Audrey and Bastian are about to start on an epic dungeon crawl where they'll face $$$R$$$ monsters ($$$1 \le R \le 10^9$$$). Each monster has a health point (HP) value between $$$0$$$ and $$$N$$$ ($$$1 \le N \le 5 \times 10^5$$$).

Game Rules

The battle proceeds in turns, with Audrey going first:

• On each turn, the current player selects a monster with HP $$$ \gt 0$$$
• If the chosen monster has HP $$$= x$$$, the player can choose to deal damage $$$d$$$ where $$$1 \le d \le p[x]$$$. It's guaranteed that $$$1 \le p[x] \le x$$$ for all $$$x$$$.
• The monster's HP becomes $$$x - d$$$
• The player who defeats the last monster (reduces the last non-zero HP to $$$0$$$) wins

Both players play optimally.

The Setup Phase

Audrey's Preparation: Audrey, being a cunning adventurer, prepares the dungeon in advance. She sets the initial HP of all $$$R$$$ monsters to values $$$a_1, a_2, \ldots, a_R$$$ where $$$0 \le a_i \le N$$$. Audrey configures the monsters such that she is guaranteed to win if the game proceeds with these HP values.

Bastian's Sabotage: Bastian discovers Audrey's scheme and decides to sabotage exactly one monster before the battle begins. He chooses one monster with HP $$$= a_i$$$ where $$$a_i \ge K$$$ and decreases its HP by $$$K$$$, making its new HP equal to $$$a_i - K$$$.

Bastian's goal is to turn the tables and guarantee his own victory.

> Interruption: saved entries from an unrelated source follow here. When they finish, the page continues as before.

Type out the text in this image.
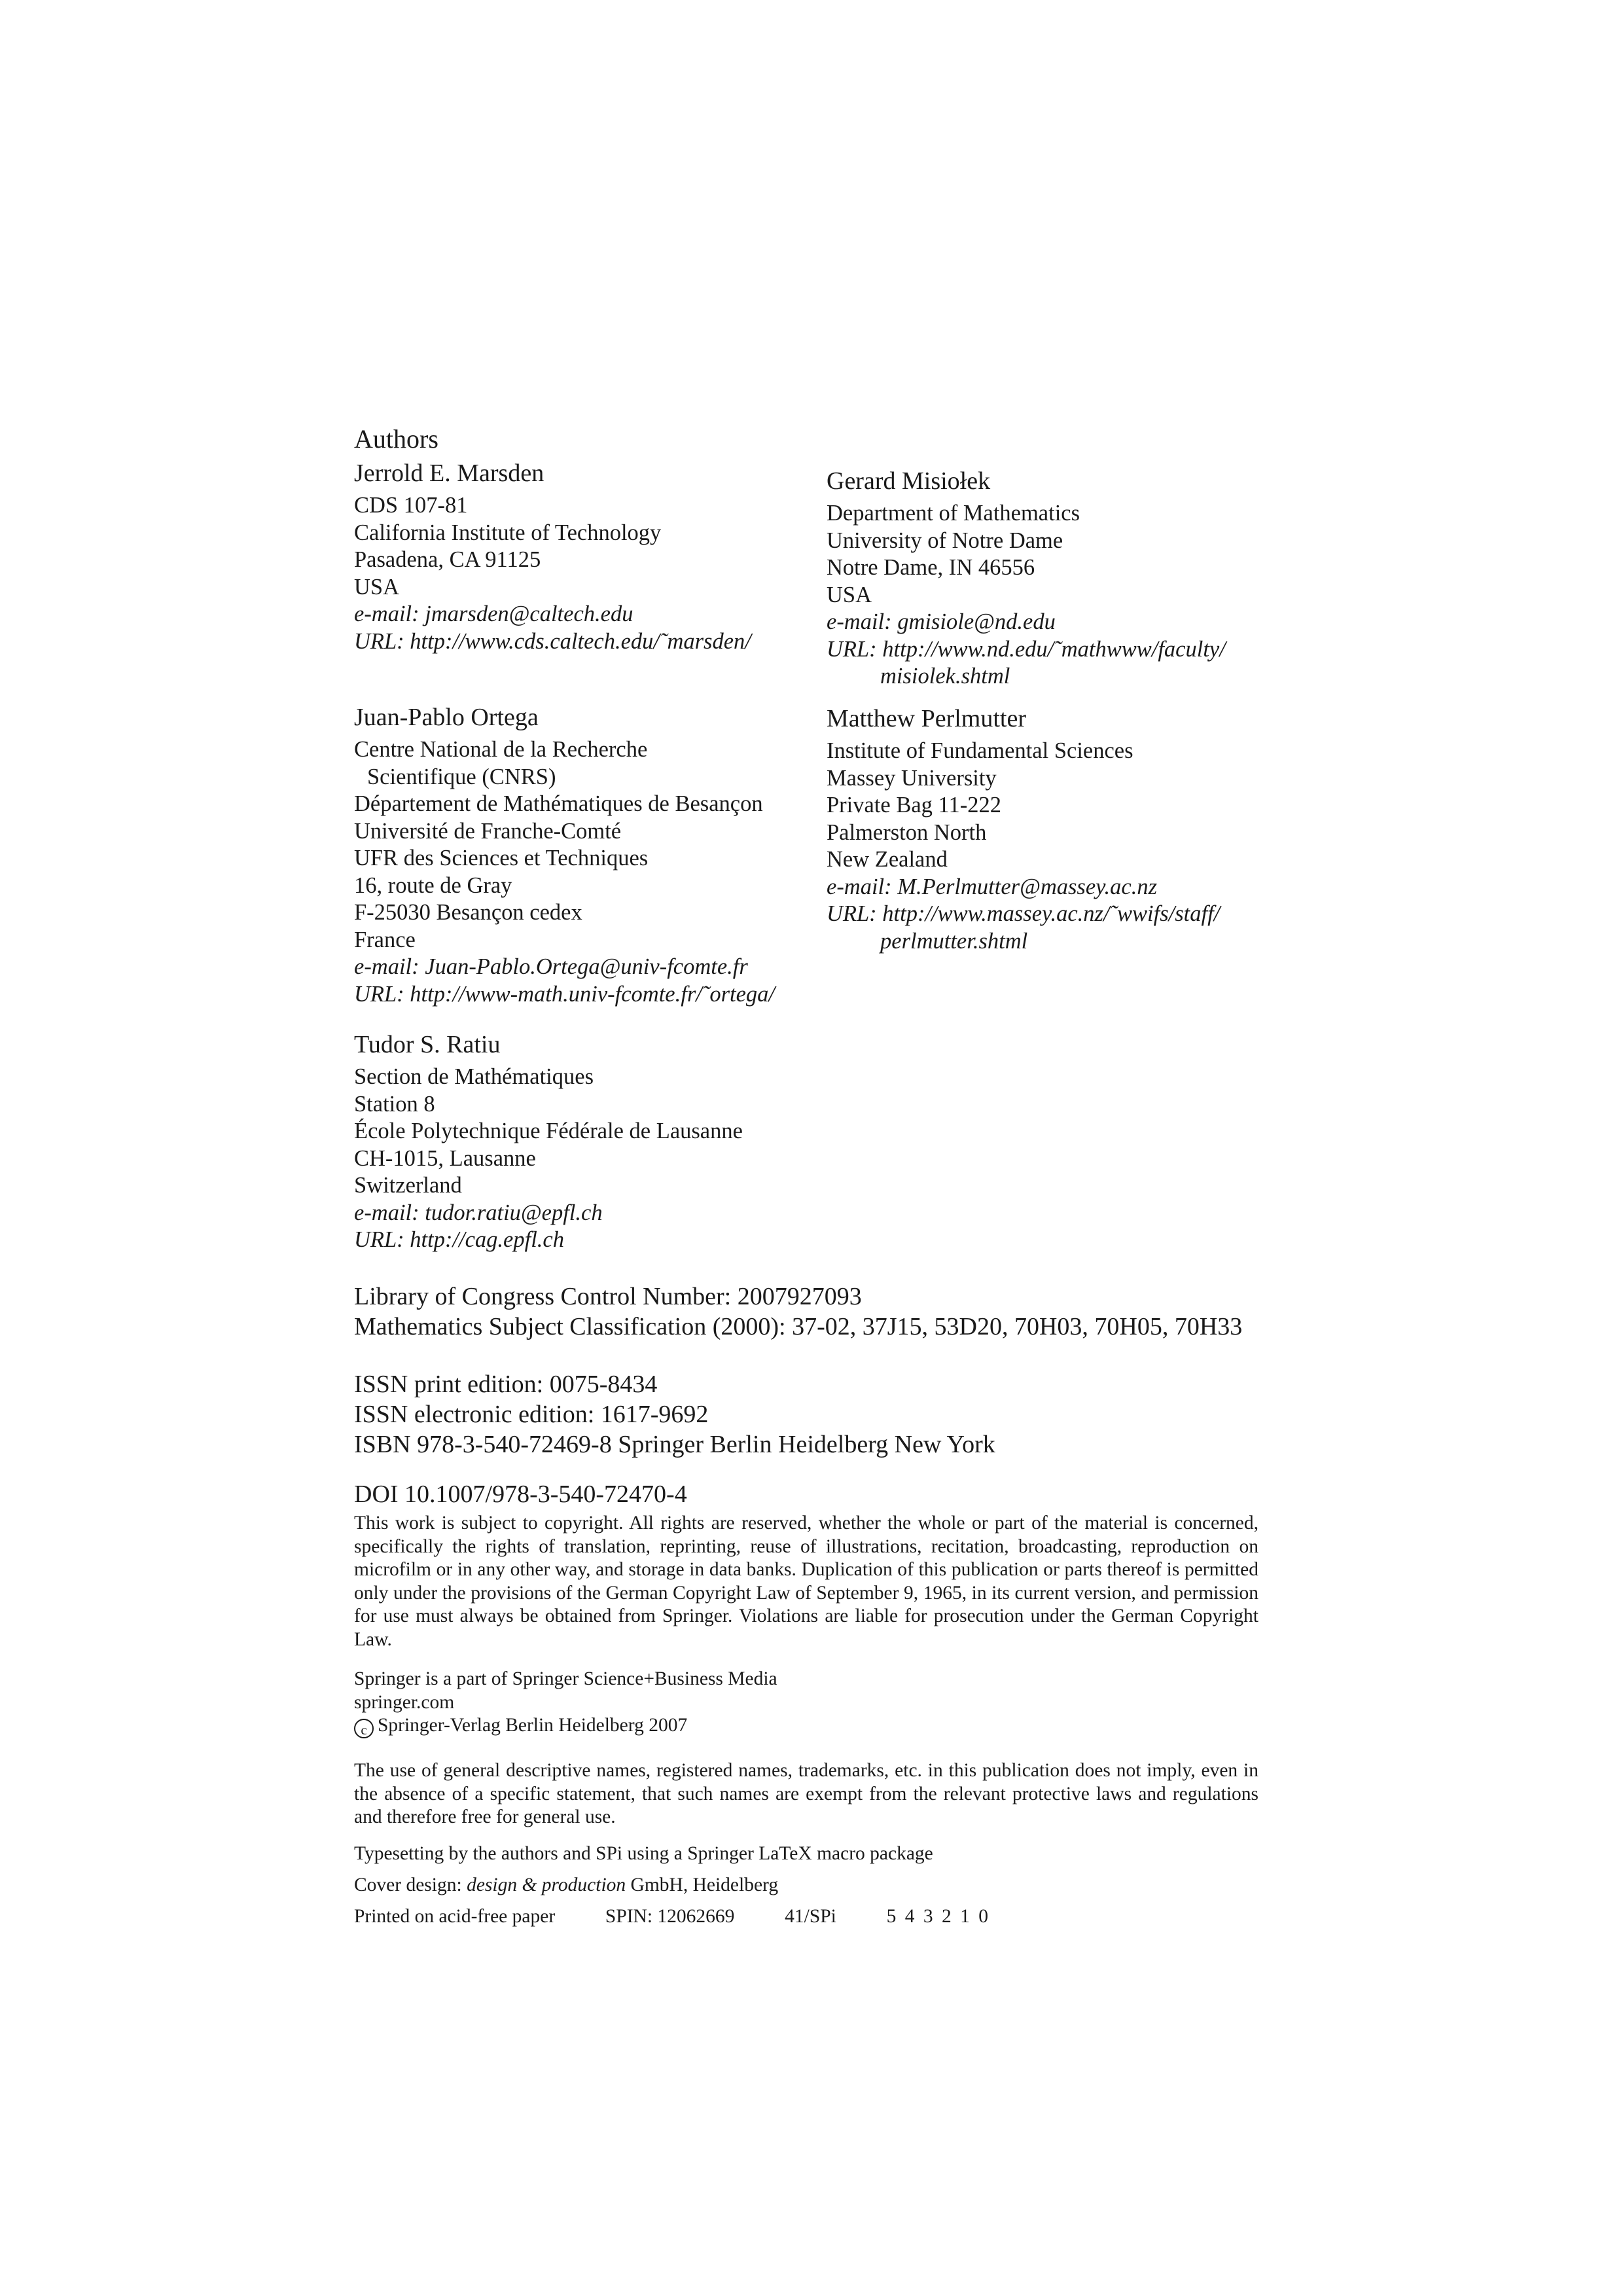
Authors
Jerrold E. Marsden
CDS 107-81
California Institute of Technology
Pasadena, CA 91125
USA
e-mail: jmarsden@caltech.edu
URL: http://www.cds.caltech.edu/˜marsden/
Gerard Misiołek
Department of Mathematics
University of Notre Dame
Notre Dame, IN 46556
USA
e-mail: gmisiole@nd.edu
URL: http://www.nd.edu/˜mathwww/faculty/
misiolek.shtml
Juan-Pablo Ortega
Centre National de la Recherche
Scientifique (CNRS)
Département de Mathématiques de Besançon
Université de Franche-Comté
UFR des Sciences et Techniques
16, route de Gray
F-25030 Besançon cedex
France
e-mail: Juan-Pablo.Ortega@univ-fcomte.fr
URL: http://www-math.univ-fcomte.fr/˜ortega/
Matthew Perlmutter
Institute of Fundamental Sciences
Massey University
Private Bag 11-222
Palmerston North
New Zealand
e-mail: M.Perlmutter@massey.ac.nz
URL: http://www.massey.ac.nz/˜wwifs/staff/
perlmutter.shtml
Tudor S. Ratiu
Section de Mathématiques
Station 8
École Polytechnique Fédérale de Lausanne
CH-1015, Lausanne
Switzerland
e-mail: tudor.ratiu@epfl.ch
URL: http://cag.epfl.ch
Library of Congress Control Number: 2007927093
Mathematics Subject Classification (2000): 37-02, 37J15, 53D20, 70H03, 70H05, 70H33
ISSN print edition: 0075-8434
ISSN electronic edition: 1617-9692
ISBN 978-3-540-72469-8 Springer Berlin Heidelberg New York
DOI 10.1007/978-3-540-72470-4
This work is subject to copyright. All rights are reserved, whether the whole or part of the material is concerned, specifically the rights of translation, reprinting, reuse of illustrations, recitation, broadcasting, reproduction on microfilm or in any other way, and storage in data banks. Duplication of this publication or parts thereof is permitted only under the provisions of the German Copyright Law of September 9, 1965, in its current version, and permission for use must always be obtained from Springer. Violations are liable for prosecution under the German Copyright Law.
Springer is a part of Springer Science+Business Media
springer.com
c Springer-Verlag Berlin Heidelberg 2007
The use of general descriptive names, registered names, trademarks, etc. in this publication does not imply, even in the absence of a specific statement, that such names are exempt from the relevant protective laws and regulations and therefore free for general use.
Typesetting by the authors and SPi using a Springer LaTeX macro package
Cover design: design & production GmbH, Heidelberg
Printed on acid-free paper	SPIN: 12062669	41/SPi	5 4 3 2 1 0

If there's no way for Bastian to choose a monster that guarantees his win, Bastian abandons the dungeon (the game doesn't happen).

You have to determine how many distinct configurations $$$(a_1, a_2, \ldots, a_R)$$$ are possible on the final day (after Bastian's sabotage, if the game proceeds).

Important: Count configurations based on the HP values after Bastian's modification, not the initial values Audrey set.

Two configurations are considered different if they contain different HP values or the same HP values in different orders (e.g., $$$(1, 3, 2) \neq (1, 2, 3)$$$)